We’re more than a month and a half into the 2016 session of Idaho’s legislature. By this point in last year’s session, dozens of protesters had been arrested. They wanted lawmakers to pass a bill making it illegal to discriminate against people based on sexual orientation and gender identity. The year before saw similar protests but this year they’ve been largely absent.
Nicole LeFavour, one of the leaders of the Add the Words movement says it’s because a group of senators has been meeting to craft a bill that could get bipartisan support.
“Always the protests have been a last resort,” LeFavour says. “They’ve been what we’ve done when lawmakers refused to say anything or do anything to indicate to the people of the state that discrimination is wrong.”
Brent Hill is a Republican from Rexburg and President Pro Tempore of Idaho’s Senate. Hill says even though the 2016 legislative session is roughly half over, there is still time to pass a bill to provide discrimination protections in housing and employment for gay, lesbian and transgender Idahoans.
But he doesn’t know if it would pass. Hill says the bill will be a compromise and there’s a chance everyone will hate it.

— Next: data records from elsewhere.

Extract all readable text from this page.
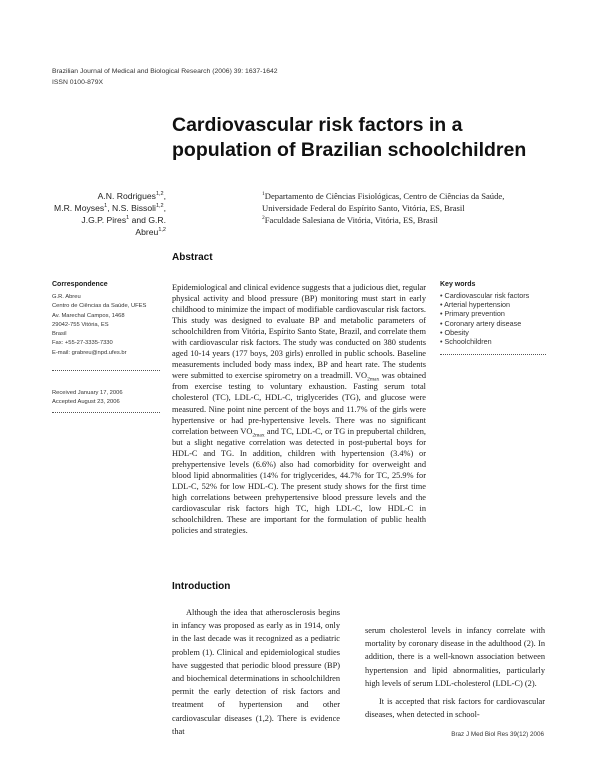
Brazilian Journal of Medical and Biological Research (2006) 39: 1637-1642
ISSN 0100-879X
Cardiovascular risk factors in a
population of Brazilian schoolchildren
A.N. Rodrigues$^{1,2}$,
M.R. Moyses$^1$, N.S. Bissoli$^{1,2}$,
J.G.P. Pires$^1$ and G.R. Abreu$^{1,2}$
$^1$Departamento de Ciências Fisiológicas, Centro de Ciências da Saúde,
Universidade Federal do Espírito Santo, Vitória, ES, Brasil
$^2$Faculdade Salesiana de Vitória, Vitória, ES, Brasil
Abstract

Epidemiological and clinical evidence suggests that a judicious diet, regular physical activity and blood pressure (BP) monitoring must start in early childhood to minimize the impact of modifiable cardiovascular risk factors. This study was designed to evaluate BP and metabolic parameters of schoolchildren from Vitória, Espírito Santo State, Brazil, and correlate them with cardiovascular risk factors. The study was conducted on 380 students aged 10-14 years (177 boys, 203 girls) enrolled in public schools. Baseline measurements included body mass index, BP and heart rate. The students were submitted to exercise spirometry on a treadmill. $VO_{2max}$ was obtained from exercise testing to voluntary exhaustion. Fasting serum total cholesterol (TC), LDL-C, HDL-C, triglycerides (TG), and glucose were measured. Nine point nine percent of the boys and 11.7% of the girls were hypertensive or had pre-hypertensive levels. There was no significant correlation between $VO_{2max}$ and TC, LDL-C, or TG in prepubertal children, but a slight negative correlation was detected in post-pubertal boys for HDL-C and TG. In addition, children with hypertension (3.4%) or prehypertensive levels (6.6%) also had comorbidity for overweight and blood lipid abnormalities (14% for triglycerides, 44.7% for TC, 25.9% for LDL-C, 52% for low HDL-C). The present study shows for the first time high correlations between prehypertensive blood pressure levels and the cardiovascular risk factors high TC, high LDL-C, low HDL-C in schoolchildren. These are important for the formulation of public health policies and strategies.

Correspondence
G.R. Abreu
Centro de Ciências da Saúde, UFES
Av. Marechal Campos, 1468
29042-755 Vitória, ES
Brasil
Fax: +55-27-3335-7330
E-mail: grabreu@npd.ufes.br
Received January 17, 2006
Accepted August 23, 2006
Key words
• Cardiovascular risk factors
• Arterial hypertension
• Primary prevention
• Coronary artery disease
• Obesity
• Schoolchildren
Introduction

Although the idea that atherosclerosis begins in infancy was proposed as early as in 1914, only in the last decade was it recognized as a pediatric problem (1). Clinical and epidemiological studies have suggested that periodic blood pressure (BP) and biochemical determinations in schoolchildren permit the early detection of risk factors and treatment of hypertension and other cardiovascular diseases (1,2). There is evidence that

serum cholesterol levels in infancy correlate with mortality by coronary disease in the adulthood (2). In addition, there is a well-known association between hypertension and lipid abnormalities, particularly high levels of serum LDL-cholesterol (LDL-C) (2).

It is accepted that risk factors for cardiovascular diseases, when detected in school-

Braz J Med Biol Res 39(12) 2006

“It does give the LGBT community a great deal of what they have been after,” Hill says. “But on the other side it also gives some exemptions, particularly for churches, for religiously operated schools. It just comes to a matter of whether each side is willing to give the other side something that they want as well.”
Hill says he doesn’t know yet when this bill might be released for all lawmakers and the public to see. LeFavour, who is a former state senator herself, says she’s not privy to the negotiations but from talking with senators who are, she’s cautiously optimistic there will be a bill she and other Add the Words activists can support this session.
“Our great hope is that we don’t face what would be a bill that would do more harm than good,” LeFavour says. “You don’t want to see a bill that focuses on how people can discriminate.”